Sin embargo había algo dentro de la vagina, una masa extraña, blancuzca, que al principio no reconocí…
– No me tengas en ascuas, dime lo que sea -exige Clara nerviosa, y Ramón al oírla suelta una risilla, porque quien estaba en ascuas era él y ha tenido que joderse, y no precisamente en el sentido literal de la palabra.
– Palomitas de maíz.
– ¿Qué? ¿Más palomitas?
– Sí, dentro del coño. Bastantes. Ahora viene lo bueno: se las metieron a la fuerza y, según indican las excoriaciones del tejido vaginal, post mórtem.
– Ya lo decía yo. Nada era casual, todo fue premeditado, una puesta en escena, una puta obra barata de teatro.
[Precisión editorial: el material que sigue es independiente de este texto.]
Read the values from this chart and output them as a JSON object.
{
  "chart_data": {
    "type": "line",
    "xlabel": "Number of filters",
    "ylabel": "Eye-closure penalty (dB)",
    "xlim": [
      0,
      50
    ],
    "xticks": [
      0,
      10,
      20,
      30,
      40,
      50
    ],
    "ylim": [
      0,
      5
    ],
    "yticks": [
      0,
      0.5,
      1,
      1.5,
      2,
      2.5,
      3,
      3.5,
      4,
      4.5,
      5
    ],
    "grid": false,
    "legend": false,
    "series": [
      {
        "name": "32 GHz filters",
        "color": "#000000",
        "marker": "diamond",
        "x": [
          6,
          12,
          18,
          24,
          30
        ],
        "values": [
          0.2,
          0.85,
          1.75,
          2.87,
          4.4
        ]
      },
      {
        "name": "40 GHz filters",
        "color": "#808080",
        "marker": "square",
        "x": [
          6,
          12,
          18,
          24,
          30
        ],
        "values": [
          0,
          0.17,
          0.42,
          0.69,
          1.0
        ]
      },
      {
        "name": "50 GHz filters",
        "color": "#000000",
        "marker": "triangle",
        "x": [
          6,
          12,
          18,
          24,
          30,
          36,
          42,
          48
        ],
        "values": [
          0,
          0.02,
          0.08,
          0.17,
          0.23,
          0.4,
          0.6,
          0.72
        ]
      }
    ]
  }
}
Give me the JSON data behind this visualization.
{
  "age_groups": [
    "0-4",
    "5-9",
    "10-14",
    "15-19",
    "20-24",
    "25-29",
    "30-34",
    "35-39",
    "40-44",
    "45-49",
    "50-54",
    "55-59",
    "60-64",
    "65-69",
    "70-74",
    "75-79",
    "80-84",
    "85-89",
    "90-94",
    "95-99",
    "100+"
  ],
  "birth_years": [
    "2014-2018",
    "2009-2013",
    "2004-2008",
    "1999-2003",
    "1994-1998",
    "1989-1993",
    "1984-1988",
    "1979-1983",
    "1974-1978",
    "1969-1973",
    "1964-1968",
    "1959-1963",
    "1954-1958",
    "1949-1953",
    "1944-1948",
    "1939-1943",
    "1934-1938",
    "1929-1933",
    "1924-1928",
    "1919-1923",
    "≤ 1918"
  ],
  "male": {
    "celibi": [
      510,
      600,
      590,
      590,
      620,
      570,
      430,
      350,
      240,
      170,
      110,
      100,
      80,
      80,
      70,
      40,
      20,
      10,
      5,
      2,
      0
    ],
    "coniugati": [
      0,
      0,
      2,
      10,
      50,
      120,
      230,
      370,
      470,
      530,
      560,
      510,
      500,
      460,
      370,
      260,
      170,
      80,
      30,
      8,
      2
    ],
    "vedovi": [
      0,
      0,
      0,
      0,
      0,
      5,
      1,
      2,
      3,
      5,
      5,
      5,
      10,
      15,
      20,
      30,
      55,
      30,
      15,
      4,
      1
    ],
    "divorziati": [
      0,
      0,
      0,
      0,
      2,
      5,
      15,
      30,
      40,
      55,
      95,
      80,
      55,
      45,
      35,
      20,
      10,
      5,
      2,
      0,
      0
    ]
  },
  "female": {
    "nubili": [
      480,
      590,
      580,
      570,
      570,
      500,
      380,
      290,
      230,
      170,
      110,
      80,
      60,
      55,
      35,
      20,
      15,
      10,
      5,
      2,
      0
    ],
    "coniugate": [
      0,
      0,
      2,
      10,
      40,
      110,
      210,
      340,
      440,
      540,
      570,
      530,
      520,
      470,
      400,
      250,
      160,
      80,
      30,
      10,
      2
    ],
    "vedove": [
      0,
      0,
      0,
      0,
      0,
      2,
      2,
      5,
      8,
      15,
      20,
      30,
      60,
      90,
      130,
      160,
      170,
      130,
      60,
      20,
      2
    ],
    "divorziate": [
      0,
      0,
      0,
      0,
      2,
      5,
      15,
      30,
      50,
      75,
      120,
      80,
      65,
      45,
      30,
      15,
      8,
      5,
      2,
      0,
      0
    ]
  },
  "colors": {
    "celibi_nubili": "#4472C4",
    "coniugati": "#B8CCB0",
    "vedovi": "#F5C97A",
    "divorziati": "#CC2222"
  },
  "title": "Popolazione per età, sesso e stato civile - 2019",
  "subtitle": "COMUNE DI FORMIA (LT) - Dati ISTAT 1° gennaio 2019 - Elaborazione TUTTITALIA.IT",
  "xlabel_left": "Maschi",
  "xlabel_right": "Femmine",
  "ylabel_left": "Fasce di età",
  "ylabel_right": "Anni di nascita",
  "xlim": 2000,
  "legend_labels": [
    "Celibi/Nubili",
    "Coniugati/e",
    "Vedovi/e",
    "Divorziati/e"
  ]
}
– Si quieres verlo así -le concede-. Interpretar los datos es cosa tuya, yo sólo te los presento. Las palomitas se introdujeron en la vagina tras su muerte.
– Así que entre el fallecimiento y su hallazgo alguien manipuló el cuerpo, alguien empeñado en montar una pantomima de sexo duro, de juegos perversos, de suicidio orquestado. No estaba sola cuando murió.
– Ya sé lo que viene ahora, de ahí a deducir que la asesinaron sólo hay un paso. Pero puede ser que ella se matara solita durante un «accidente laboral» y que luego su cliente se pusiera a jugar con el cadáver cual muñeca hinchable particular. La necrofilia también es una perversión.
– No. Todo era un decorado. Demasiado irreal, demasiado prototípico. Su lencería exagerada, su pelo con palomitas enredadas, hasta el pañuelo rojo sobre la lámpara… Tenemos un asesino que se recreó en representar un suicidio. Sólo tengo que demostrarlo, establecer una secuencia de los hechos, hallar el móvil y relacionarlo con la muerte del Culebra.
– Casi nada…
– Ya, pero delante de mis narices hay dos montañas de pruebas y una lista interminable de teléfonos en clave, tú tienes dos fiambres en la nevera que están empezando a hablar y Zafrilla una colección de huellas que contrastar. Es como golpear una piñata, como romper la hucha del cerdito, como cascar un huevo: sin sacudir, sin sajar, sin agitar hasta que vomiten su secreto, no hay premio. Te dejo. Si descubres algo más me llamas, estaré aquí hasta tarde -cuelga y mira a Ramón-: Lo siento. No me moveré de aquí hasta revisar varias cosas. Pero tú vete a casa si quieres, no me importa. Yo no sé a qué hora regresaré.